Artist News Obituaries

Ennio Morricone dies

By | Published on Tuesday 7 July 2020

Ennio Morricone signs deal with Decca in 2016

Legendary composer Ennio Morricone has died, aged 91, due to complications following an operation. His passing was confirmed by the composer himself, in a statement read by his lawyer outside the hospital where he died, titled “I, Ennio Morricone, am dead”.

With a prolific output throughout his adult life, Morricone composed scores for more than 500 films. Best known were probably the soundtracks that became his signature, for Sergio Leone’s ‘spaghetti western’ trilogy: ‘A Fistful Of Dollars’, ‘For A Few Dollars More’ and ‘The Good, The Bad And The Ugly’.

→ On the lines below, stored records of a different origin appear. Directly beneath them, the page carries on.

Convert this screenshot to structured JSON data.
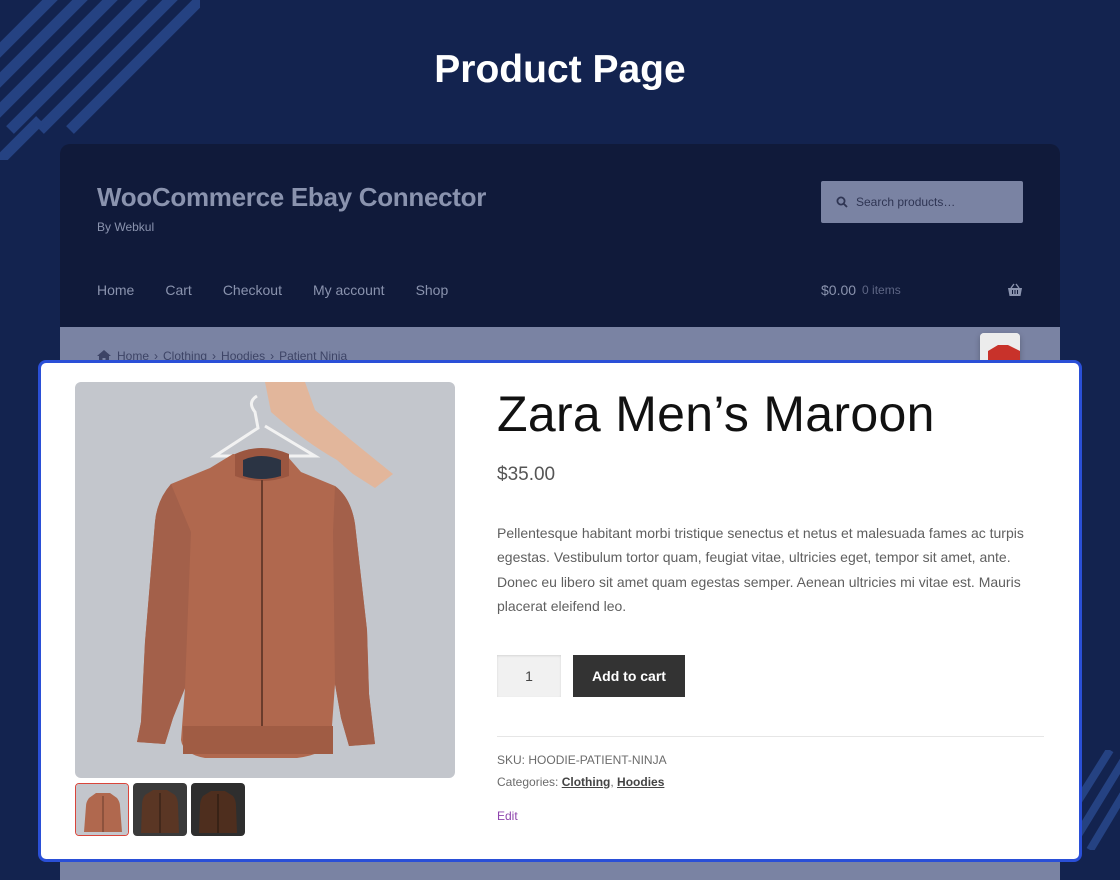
{
  "hero": {
    "title": "Product Page"
  },
  "store": {
    "title": "WooCommerce Ebay Connector",
    "tagline": "By Webkul",
    "search": {
      "placeholder": "Search products…"
    },
    "nav": [
      "Home",
      "Cart",
      "Checkout",
      "My account",
      "Shop"
    ],
    "cart": {
      "amount": "$0.00",
      "count": "0 items"
    }
  },
  "breadcrumb": [
    "Home",
    "Clothing",
    "Hoodies",
    "Patient Ninja"
  ],
  "product": {
    "title": "Zara Men’s Maroon",
    "price": "$35.00",
    "description": "Pellentesque habitant morbi tristique senectus et netus et malesuada fames ac turpis egestas. Vestibulum tortor quam, feugiat vitae, ultricies eget, tempor sit amet, ante. Donec eu libero sit amet quam egestas semper. Aenean ultricies mi vitae est. Mauris placerat eleifend leo.",
    "quantity": "1",
    "add_to_cart": "Add to cart",
    "sku_label": "SKU:",
    "sku": "HOODIE-PATIENT-NINJA",
    "categories_label": "Categories:",
    "categories": [
      "Clothing",
      "Hoodies"
    ],
    "edit": "Edit"
  },
  "colors": {
    "page_bg": "#13234f",
    "highlight_border": "#2a4fd7",
    "button_bg": "#333333",
    "edit_link": "#8e44ad",
    "jacket": "#b06a50"
  },
  "icons": [
    "search-icon",
    "basket-icon",
    "home-icon"
  ]
}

Made between 1964 and 1966 and starring Clint Eastwood, the low budget of the films meant Morricone was unable to use a full orchestra for his soundtracks. Instead, using a limited range of instruments and sound effects, he created a score that remains innovative and instantly recognisable to this day. In 1968, a cover of the main theme from ‘The Good, The Bad, And The Ugly’, by Hugo Montenegro, topped the singles charts in the UK and US.

Morricone also composed many scores for TV shows and created arrangements for contemporary musicians including Morrissey, Joan Baez, Hayley Westernra and Paul Anka. One of his final scores was for Quentin Tarantino’s ‘The Hateful Eight’ – the director having re-used many of the composer’s works in other films – which was Morricone’s first western score since 1981 and won him his first and only Oscar.

Born in Rome in 1928, Morricone wrote his first compositions aged six after his trumpet player father taught him to read music and play various instruments. He began studying at music conservatory the National Academy Of St Cecilia aged twelve, completing a four year programme in just six months.

He began writing music for radio after the Second World War, as well as taking a job composing music for singers signed to the RCA label. His first film scores came in the early 1960s, with his career really taking off after the release of ‘A Fistful Of Dollars’ in 1964 – although in 2006 he claimed in a Guardian interview that it was “the worst score I did”.

In the self-penned statement announcing his death, Morricone thanked friends and family “with great affection”, and in a final message to his wife of more than 60 years, Maria, said, “I renew to you the extraordinary love that has held us together and which I am sorry to abandon”. Finally, he concluded, “I am dead, I will go quietly”.